Awesome Video Of California Ape Rescue Center Puts Gibbons' Plight In Focus

WATCH: Awesome Video Of Ape Rescue Center Puts Gibbons' Plight In Focus

While attending an online video conference in Los Angeles and becoming progressively more bored with the long, empty halls of the conference's hotel, documentary filmmaker Todd Bieber looked for a way to get out and give back. He found both in his extracurricular visit to The Gibbon Conservation Center, a home and advocate for the endangered arboreal apes.

Gibbons, he found, have a lot in common with their human caretakers. Center manager Neta Ambar recounted how they smile, giggle and even have their own personalities. They can also walk upright and communicate using vocalizations that sound almost musical, but perhaps far more impressive is their ability to brachiate by swinging between branches that can be as far as 40 feet apart.

Most gibbon species are listed on the International Union for the Conservation of Nature's Red List as endangered or critically endangered. The trees they swing from are also in danger: rainforests in the gibbons' native Southeast Asia are being chopped down at the difficult-to-fathom rate of 32 acres per minute.

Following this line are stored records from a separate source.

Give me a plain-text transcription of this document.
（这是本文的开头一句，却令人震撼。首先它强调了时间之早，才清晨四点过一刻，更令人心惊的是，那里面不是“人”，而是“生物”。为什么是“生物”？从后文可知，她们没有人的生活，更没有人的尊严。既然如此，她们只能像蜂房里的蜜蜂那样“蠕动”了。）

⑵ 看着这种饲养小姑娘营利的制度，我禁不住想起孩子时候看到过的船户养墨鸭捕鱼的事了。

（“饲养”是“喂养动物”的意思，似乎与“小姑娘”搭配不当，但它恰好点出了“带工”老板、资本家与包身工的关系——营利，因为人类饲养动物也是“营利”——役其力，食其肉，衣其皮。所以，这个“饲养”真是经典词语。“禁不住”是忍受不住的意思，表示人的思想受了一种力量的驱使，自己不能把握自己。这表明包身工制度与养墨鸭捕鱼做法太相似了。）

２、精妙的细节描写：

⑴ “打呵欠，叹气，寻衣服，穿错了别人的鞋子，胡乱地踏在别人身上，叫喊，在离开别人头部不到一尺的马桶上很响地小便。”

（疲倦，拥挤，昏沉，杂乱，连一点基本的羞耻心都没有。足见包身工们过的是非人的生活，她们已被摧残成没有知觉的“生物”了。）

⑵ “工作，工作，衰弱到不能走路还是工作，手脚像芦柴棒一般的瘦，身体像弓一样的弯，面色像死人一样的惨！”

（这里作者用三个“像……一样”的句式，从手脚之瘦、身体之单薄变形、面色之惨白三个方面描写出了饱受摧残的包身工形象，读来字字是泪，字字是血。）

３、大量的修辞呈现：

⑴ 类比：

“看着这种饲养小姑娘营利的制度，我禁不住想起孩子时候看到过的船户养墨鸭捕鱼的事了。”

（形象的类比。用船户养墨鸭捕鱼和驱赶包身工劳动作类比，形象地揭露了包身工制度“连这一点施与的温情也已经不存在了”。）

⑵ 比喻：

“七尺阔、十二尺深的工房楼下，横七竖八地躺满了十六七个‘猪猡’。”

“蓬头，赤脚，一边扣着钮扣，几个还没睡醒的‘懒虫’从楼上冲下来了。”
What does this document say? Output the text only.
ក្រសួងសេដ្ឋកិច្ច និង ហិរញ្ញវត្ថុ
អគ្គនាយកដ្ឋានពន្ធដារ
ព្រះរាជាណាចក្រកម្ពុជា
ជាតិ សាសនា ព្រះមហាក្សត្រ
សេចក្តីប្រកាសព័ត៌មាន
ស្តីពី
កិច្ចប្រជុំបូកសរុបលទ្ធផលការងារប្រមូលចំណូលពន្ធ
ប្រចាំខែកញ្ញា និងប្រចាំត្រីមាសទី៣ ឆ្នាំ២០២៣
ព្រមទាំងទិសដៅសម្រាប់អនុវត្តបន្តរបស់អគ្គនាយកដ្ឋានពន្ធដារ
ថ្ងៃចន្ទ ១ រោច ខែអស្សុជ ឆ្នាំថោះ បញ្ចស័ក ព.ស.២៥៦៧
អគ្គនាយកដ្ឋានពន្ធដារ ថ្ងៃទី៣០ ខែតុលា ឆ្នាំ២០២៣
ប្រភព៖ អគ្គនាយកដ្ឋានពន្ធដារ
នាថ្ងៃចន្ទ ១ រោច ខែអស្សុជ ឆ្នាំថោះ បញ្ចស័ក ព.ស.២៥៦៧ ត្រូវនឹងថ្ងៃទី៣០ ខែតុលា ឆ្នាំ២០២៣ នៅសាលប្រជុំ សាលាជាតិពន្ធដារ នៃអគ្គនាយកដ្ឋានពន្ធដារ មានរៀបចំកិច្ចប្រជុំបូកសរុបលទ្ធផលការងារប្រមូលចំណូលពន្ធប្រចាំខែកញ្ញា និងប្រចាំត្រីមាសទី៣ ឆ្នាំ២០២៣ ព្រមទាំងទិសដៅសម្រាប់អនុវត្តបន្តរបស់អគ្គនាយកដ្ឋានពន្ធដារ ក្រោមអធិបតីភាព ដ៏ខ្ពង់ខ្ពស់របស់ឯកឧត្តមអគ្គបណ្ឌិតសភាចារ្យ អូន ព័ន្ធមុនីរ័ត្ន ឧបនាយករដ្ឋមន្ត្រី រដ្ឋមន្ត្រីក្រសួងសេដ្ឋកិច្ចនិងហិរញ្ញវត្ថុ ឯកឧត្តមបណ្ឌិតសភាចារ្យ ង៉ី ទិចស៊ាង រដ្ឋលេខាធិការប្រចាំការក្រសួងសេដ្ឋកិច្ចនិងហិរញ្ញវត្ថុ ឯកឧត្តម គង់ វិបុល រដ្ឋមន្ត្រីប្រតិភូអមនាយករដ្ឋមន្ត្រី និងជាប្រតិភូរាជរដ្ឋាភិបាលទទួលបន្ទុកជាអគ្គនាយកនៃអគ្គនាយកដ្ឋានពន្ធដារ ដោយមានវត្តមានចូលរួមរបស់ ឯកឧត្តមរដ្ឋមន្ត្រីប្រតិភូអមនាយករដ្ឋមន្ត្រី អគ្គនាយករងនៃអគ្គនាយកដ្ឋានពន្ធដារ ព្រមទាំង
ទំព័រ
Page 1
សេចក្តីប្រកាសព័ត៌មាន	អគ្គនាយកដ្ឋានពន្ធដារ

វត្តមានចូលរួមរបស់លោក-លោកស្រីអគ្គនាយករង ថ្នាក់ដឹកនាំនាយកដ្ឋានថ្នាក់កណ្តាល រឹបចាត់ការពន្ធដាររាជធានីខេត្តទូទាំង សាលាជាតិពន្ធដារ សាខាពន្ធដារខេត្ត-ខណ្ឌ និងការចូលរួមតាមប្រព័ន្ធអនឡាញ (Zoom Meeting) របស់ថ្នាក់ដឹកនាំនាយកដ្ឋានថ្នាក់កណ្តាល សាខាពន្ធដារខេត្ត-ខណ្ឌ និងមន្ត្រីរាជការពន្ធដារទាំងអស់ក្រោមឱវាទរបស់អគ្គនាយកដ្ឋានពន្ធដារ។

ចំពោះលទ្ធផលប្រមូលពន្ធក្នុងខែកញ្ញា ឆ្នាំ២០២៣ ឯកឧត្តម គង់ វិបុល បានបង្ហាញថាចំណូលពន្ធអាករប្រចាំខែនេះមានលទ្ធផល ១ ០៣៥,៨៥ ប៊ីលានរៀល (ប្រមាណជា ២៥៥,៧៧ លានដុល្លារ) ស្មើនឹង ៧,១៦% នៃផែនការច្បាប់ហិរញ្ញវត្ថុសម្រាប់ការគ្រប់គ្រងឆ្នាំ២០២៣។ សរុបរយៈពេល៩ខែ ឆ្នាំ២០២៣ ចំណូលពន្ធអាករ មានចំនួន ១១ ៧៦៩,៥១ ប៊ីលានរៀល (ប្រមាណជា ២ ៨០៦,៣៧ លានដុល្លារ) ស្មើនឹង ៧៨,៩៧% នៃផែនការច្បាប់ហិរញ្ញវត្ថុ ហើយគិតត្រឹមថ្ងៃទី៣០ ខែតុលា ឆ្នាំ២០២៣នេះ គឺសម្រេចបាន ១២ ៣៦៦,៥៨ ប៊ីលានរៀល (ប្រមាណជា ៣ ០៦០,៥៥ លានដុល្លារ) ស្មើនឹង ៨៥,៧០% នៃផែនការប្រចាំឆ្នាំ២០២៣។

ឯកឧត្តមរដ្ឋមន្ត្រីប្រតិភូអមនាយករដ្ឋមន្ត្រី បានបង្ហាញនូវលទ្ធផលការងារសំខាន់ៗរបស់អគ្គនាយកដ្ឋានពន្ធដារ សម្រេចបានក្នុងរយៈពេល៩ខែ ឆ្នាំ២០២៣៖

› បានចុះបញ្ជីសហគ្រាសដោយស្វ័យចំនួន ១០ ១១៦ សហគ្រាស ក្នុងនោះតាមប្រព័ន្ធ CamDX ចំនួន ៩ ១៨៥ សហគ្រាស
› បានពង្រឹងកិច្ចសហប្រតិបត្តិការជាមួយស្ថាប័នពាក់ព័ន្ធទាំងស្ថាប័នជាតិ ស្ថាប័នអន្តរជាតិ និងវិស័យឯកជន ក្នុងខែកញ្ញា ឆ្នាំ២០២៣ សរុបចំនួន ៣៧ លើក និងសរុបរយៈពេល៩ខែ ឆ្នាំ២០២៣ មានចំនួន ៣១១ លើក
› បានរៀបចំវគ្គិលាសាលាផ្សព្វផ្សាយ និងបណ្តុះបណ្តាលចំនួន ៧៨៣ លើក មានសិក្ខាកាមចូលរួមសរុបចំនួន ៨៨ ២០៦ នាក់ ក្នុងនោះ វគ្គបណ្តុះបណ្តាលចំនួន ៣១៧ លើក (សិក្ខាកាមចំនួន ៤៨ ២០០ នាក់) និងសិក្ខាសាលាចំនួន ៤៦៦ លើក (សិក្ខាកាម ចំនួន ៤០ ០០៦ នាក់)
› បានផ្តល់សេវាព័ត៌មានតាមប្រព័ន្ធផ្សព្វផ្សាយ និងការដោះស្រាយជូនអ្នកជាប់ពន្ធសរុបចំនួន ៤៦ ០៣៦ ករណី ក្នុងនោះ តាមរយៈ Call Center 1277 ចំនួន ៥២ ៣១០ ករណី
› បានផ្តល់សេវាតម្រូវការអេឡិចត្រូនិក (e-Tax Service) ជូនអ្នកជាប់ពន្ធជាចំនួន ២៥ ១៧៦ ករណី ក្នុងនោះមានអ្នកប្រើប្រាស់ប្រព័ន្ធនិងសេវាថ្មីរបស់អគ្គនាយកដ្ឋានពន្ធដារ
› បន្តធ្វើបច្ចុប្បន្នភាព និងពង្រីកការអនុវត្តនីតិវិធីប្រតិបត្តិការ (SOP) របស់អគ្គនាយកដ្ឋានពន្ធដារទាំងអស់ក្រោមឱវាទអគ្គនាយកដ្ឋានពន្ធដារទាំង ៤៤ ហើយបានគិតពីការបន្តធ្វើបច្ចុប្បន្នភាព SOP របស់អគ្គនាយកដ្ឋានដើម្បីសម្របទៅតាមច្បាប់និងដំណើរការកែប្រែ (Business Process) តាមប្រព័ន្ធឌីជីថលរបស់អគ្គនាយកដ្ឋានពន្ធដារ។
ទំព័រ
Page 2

The rate might be particularly alarming to some, considering the fact that, as Ambar said wryly in the video, rainforests "are the main source of the air we breathe, and we kind of need that."

Inspired by the work of the GCC, Bieber returned to the center, this time with four other YouTubers in tow. They each made a unique video about their visit to the center for their respective channels --one focused on ape-related idioms, another that remixed the gibbons' vocalizations into dubstep. All can be seen in this playlist.